The papers of Albert Koebele, entomologist and corresponding member of the California Academy of Sciences. Included are his
correspondence, diaries, journals, field notebooks, pictures, and drawings.
Albert Koebele was born on February 28, 1853 in Germany. Although he had little education, he was always interested in natural
history. He came to the United States at a young age and in 1880 he was naturalized as an American Citizen in New York City.
Albert Koebele is credited with being one of the first entomologists to introduce beneficial insects to combat insect pest.
In 1881 he held the post of Assistant Entomologist for the United States Department of Agriculture in Washington D.C. Koebele
disliked life on the East Coast and was transferred to Alameda, California in 1885. In 1888 he traveled to Australia, where
he collected the Novius Cardinalis (ladybeetles), which he brought to California to combat the Icerya Purchasi, a citrus pest.
This process was very successful and considered to have saved the citrus industry in California.

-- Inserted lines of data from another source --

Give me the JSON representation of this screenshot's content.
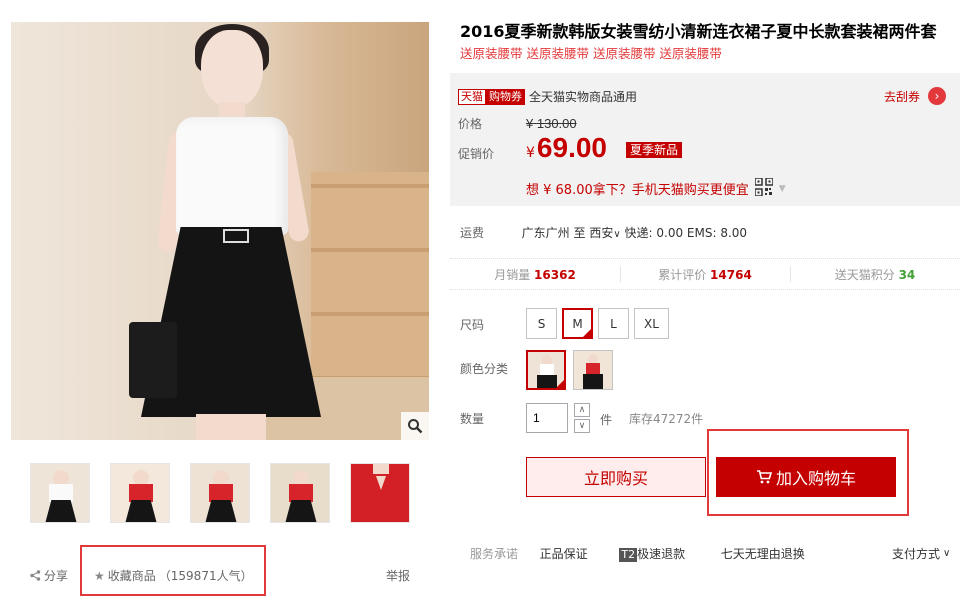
{
  "product": {
    "title": "2016夏季新款韩版女装雪纺小清新连衣裙子夏中长款套装裙两件套",
    "subtitle": "送原装腰带 送原装腰带 送原装腰带 送原装腰带"
  },
  "gallery": {
    "thumbnail_count": 5,
    "share_label": "分享",
    "favorite_label": "收藏商品",
    "favorite_count": "（159871人气）",
    "report_label": "举报"
  },
  "coupon": {
    "tmall_tag": "天猫",
    "voucher_tag": "购物券",
    "text": "全天猫实物商品通用",
    "link": "去刮券"
  },
  "price": {
    "original_label": "价格",
    "original_currency": "¥",
    "original_value": "130.00",
    "promo_label": "促销价",
    "promo_currency": "¥",
    "promo_value": "69.00",
    "promo_badge": "夏季新品",
    "mobile_text": "想 ¥ 68.00拿下？手机天猫购买更便宜"
  },
  "shipping": {
    "label": "运费",
    "from": "广东广州",
    "to_word": "至",
    "to": "西安",
    "fees": "快递: 0.00 EMS: 8.00"
  },
  "stats": {
    "monthly_label": "月销量",
    "monthly_value": "16362",
    "reviews_label": "累计评价",
    "reviews_value": "14764",
    "points_label": "送天猫积分",
    "points_value": "34"
  },
  "options": {
    "size_label": "尺码",
    "sizes": [
      "S",
      "M",
      "L",
      "XL"
    ],
    "selected_size": "M",
    "color_label": "颜色分类",
    "quantity_label": "数量",
    "quantity_value": "1",
    "quantity_unit": "件",
    "stock": "库存47272件"
  },
  "actions": {
    "buy_now": "立即购买",
    "add_to_cart": "加入购物车"
  },
  "service": {
    "label": "服务承诺",
    "genuine": "正品保证",
    "t2_tag": "T2",
    "fast_refund": "极速退款",
    "seven_day": "七天无理由退换",
    "payment": "支付方式"
  },
  "colors": {
    "accent": "#c40000",
    "link_red": "#e4393c",
    "points_green": "#44a03a",
    "highlight_box": "#e23a3a"
  }
}
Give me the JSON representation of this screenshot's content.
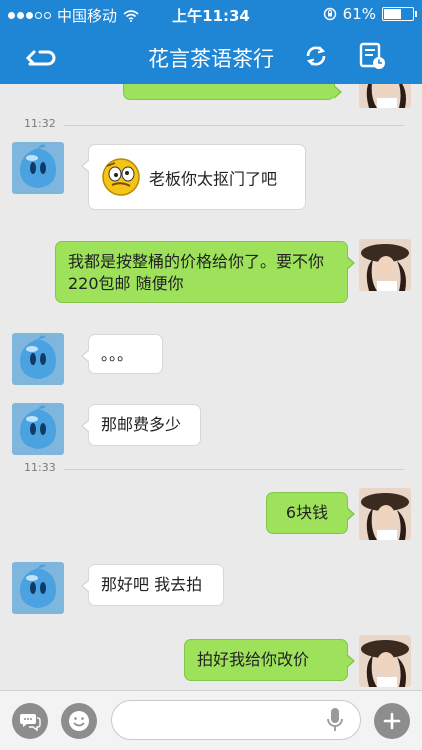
{
  "status_bar": {
    "carrier": "中国移动",
    "time": "上午11:34",
    "battery": "61%",
    "battery_level": 0.61
  },
  "header": {
    "title": "花言茶语茶行",
    "back_icon": "back-arrow-icon",
    "refresh_icon": "refresh-icon",
    "notes_icon": "notes-icon"
  },
  "chat": {
    "timestamps": [
      "11:32",
      "11:33"
    ],
    "messages": [
      {
        "direction": "out",
        "text": "我都是按整桶的价格给你了。要不你220包邮 随便你"
      },
      {
        "direction": "in",
        "text": "老板你太抠门了吧",
        "emoji": "dizzy-face-emoji"
      },
      {
        "direction": "in",
        "text": "。。。"
      },
      {
        "direction": "in",
        "text": "那邮费多少"
      },
      {
        "direction": "out",
        "text": "6块钱"
      },
      {
        "direction": "in",
        "text": "那好吧 我去拍"
      },
      {
        "direction": "out",
        "text": "拍好我给你改价"
      }
    ]
  },
  "input_bar": {
    "value": "",
    "placeholder": "",
    "left_icons": [
      "chat-bubble-icon",
      "smiley-icon"
    ],
    "mic_icon": "microphone-icon",
    "plus_icon": "plus-icon"
  },
  "colors": {
    "header_blue": "#1f86d6",
    "outgoing_bubble": "#9ee25c",
    "incoming_bubble": "#ffffff",
    "background": "#eaeaea"
  }
}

After resigning from the
U.S. Department of Agriculture in 1893, Koebele worked as Entomologist at the Experimental Station in Honolulu, Hawaii. While
in Hawaii, Koebele traveled extensively in search of beneficial insects, visiting Australia, Fiji, Ceylon, China, Japan and
Mexico. In 1908 he returned to Europe, where his health declined, and in 1910 he was relieved from active duty but remained
as Consulting Entomologist. The outbreak of World War I prevented Koebele from returning to the U.S. After the armistice,
the Hawaiian Sugar Planters' Association made another attempt to bring Koebele back to the U.S., but he contracted malaria
and his health became too weak to endure such a trip. In 1921 a final attempt was made by former mayor of Alameda, Mr. E.
K. Taylor, but he failed to get permission for Koebele to re-enter the U.S.
Koebele was a member of many scientific organizations including the Brooklyn Entomological Society and the California Academy
of Sciences (a corresponding member in 1890 and 1891).
Albert Koebele died on December 28, 1924, in Waldkirch, Germany.